Size: Oval-shaped country; maximum distances: east west 460 miles, north south 300 miles.

Neighbours: Bulgaria, Serbia, Hungary, Ukraine and Moldova. The eastern border is the Black Sea.

Environment: The Carpathian Alps run through the centre of Romania. They are home to many wild animals, including wolves, wild boar and bears. To the west lies the Transylvanian Basin; to the east the Danube River, plains and delta.

Population: 23 million. Romanian 81%; Hungarian, mainly settled in Transylvania, 8%; Gypsy (Romany) 9%; German 0.5%; others, including Turk and Serb, 1.5%. Ethnic tensions exist between Romanians and Hungarians. Anti-Semitism and antagonism to Gypsies is common.

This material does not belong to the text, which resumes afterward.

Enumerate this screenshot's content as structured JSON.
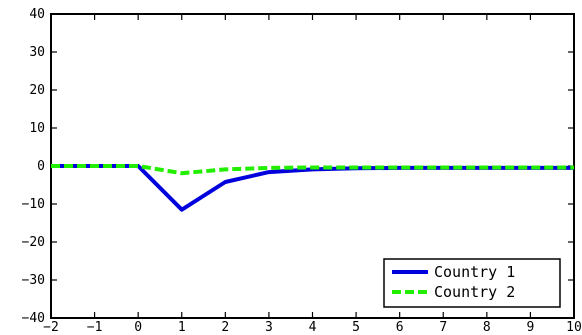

Capital: Bucharest (2.2 million).

Religions: Muslim 1%; Romanian Orthodox 70%; Roman Catholic 7%; secular and other 14%; Protestant 8%.

Denominations: Hungarian Reformed; Romanian Baptist Union; Pentecostal; Christian Brethren; Lutheran; Hungarian Baptist Union; also The Lord’s Army (an unofficial renewal movement within the Orthodox Churches). Over half of the Protestants would claim to be evangelicals.

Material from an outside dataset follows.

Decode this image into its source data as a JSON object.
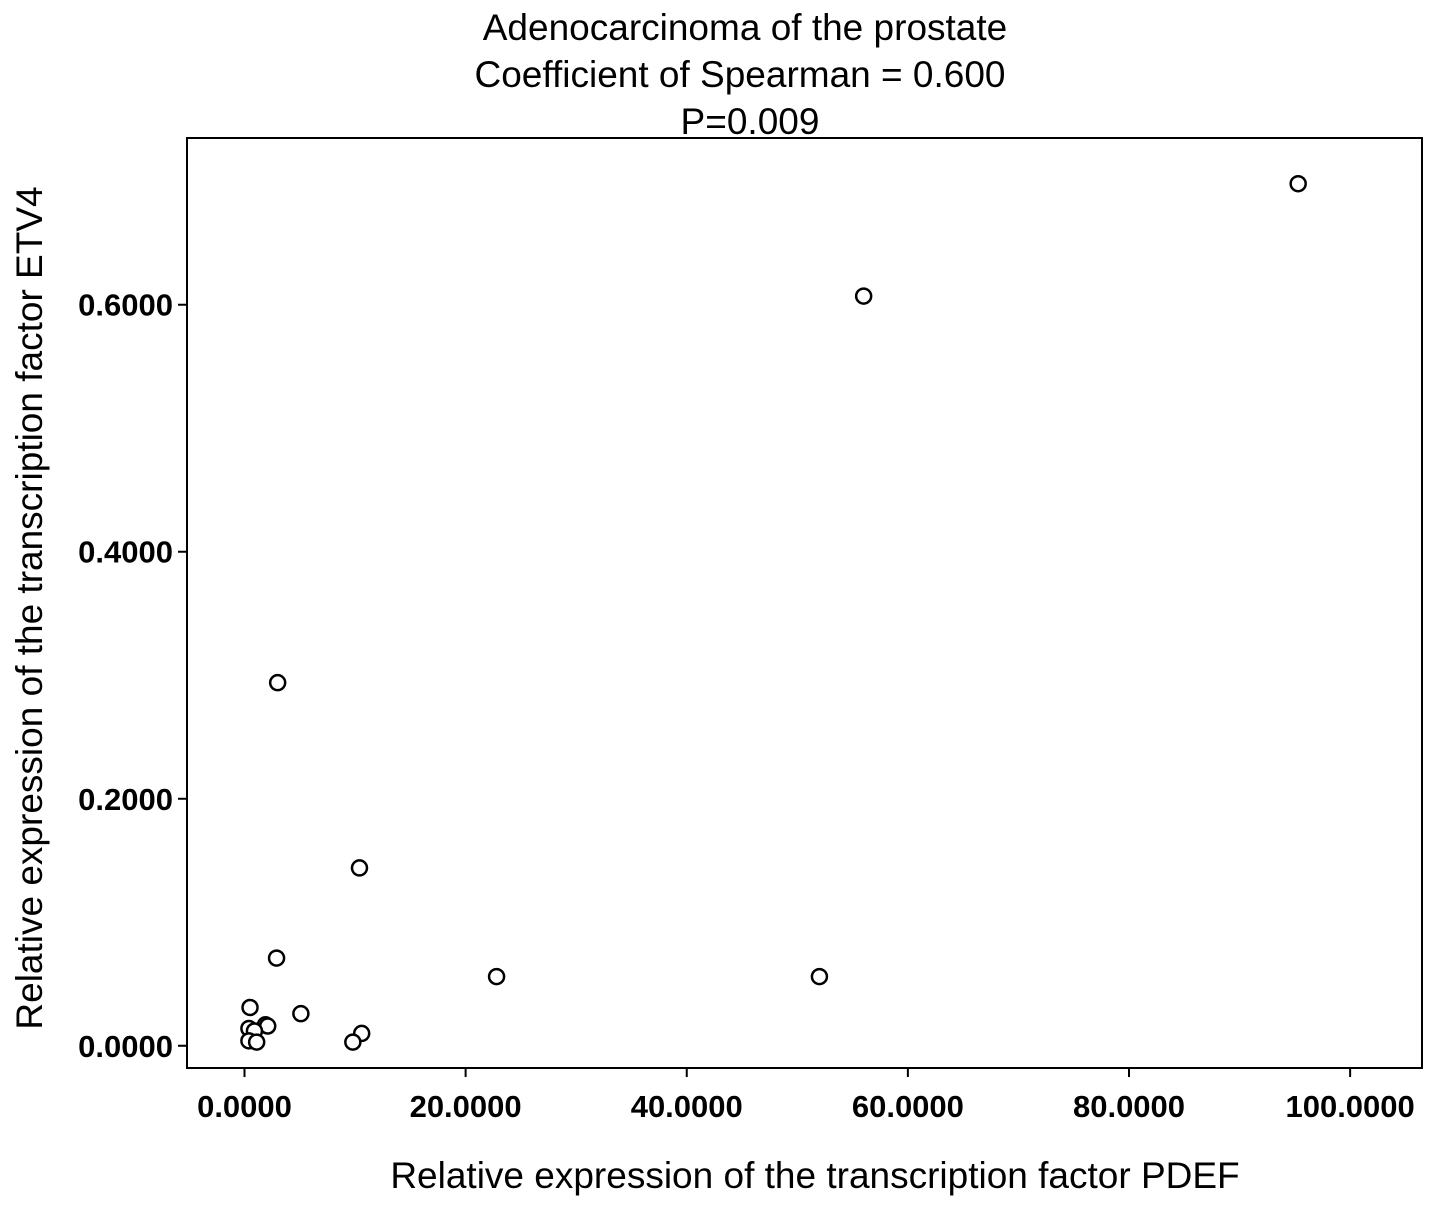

Economy: Mainly agricultural, producing cereals, sugar beet, potatoes, meat, fruit and timber; also rich in oil, natural gas, coal, and mineral deposits; fishing. Previous economic bias towards heavy industry has brought serious imbalance and pollution.

History: Romania was formed in 1861, when the provinces of Walachia and Moldovia united. It became a communist republic in 1946. The Christian Church suffered persecution under communism. Nicolae Ceausescu ruled repressively from 1965 to 1989. His forcible urbanization and industrialization programmes led to severe food shortages. He and his wife were ousted by the army and summarily executed in 1989.

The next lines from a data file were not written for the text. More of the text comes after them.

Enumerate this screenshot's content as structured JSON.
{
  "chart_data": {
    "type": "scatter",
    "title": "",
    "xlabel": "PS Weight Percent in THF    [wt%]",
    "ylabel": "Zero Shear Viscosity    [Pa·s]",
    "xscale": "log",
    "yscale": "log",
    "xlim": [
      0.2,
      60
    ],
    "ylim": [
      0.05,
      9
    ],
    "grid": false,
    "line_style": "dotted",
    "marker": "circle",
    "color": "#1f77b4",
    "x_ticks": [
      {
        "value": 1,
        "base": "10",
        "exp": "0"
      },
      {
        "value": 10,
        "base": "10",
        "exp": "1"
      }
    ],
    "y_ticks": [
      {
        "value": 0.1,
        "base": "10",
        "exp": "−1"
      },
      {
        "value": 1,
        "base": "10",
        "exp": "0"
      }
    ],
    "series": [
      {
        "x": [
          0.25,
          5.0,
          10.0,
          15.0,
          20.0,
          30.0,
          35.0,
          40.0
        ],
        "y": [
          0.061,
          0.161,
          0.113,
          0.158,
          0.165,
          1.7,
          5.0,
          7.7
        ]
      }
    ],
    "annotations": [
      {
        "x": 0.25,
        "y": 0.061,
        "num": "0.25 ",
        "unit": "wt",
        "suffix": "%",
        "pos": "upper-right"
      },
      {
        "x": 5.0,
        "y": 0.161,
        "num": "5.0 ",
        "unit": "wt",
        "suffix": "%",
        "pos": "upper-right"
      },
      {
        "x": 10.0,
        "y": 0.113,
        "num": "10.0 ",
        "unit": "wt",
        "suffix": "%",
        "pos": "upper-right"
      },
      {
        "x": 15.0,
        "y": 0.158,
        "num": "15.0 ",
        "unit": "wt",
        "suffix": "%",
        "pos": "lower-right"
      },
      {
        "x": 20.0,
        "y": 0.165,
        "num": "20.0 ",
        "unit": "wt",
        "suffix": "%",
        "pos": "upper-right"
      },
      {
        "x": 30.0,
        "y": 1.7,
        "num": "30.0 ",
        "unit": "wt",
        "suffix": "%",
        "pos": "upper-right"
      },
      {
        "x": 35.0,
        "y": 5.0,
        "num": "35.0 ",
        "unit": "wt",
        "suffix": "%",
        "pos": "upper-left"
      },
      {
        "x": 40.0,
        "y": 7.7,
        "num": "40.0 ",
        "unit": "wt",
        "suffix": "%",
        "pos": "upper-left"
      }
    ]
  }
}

Democratic elections took place in 1992. Romania is seeking full integration into the European Union and NATO. The previous monarch, King Michael, who abdicated in 1947, returned to receive a hero’s welcome in 1997.

Romania struggles with widespread poverty, caused by years of corruption, bureaucracy and economic mismanagement – not all in the past either. Under Ceausescu birth control was outlawed. This has left a legacy of unwanted and neglected children. Conditions in state orphanages and hospitals are poor.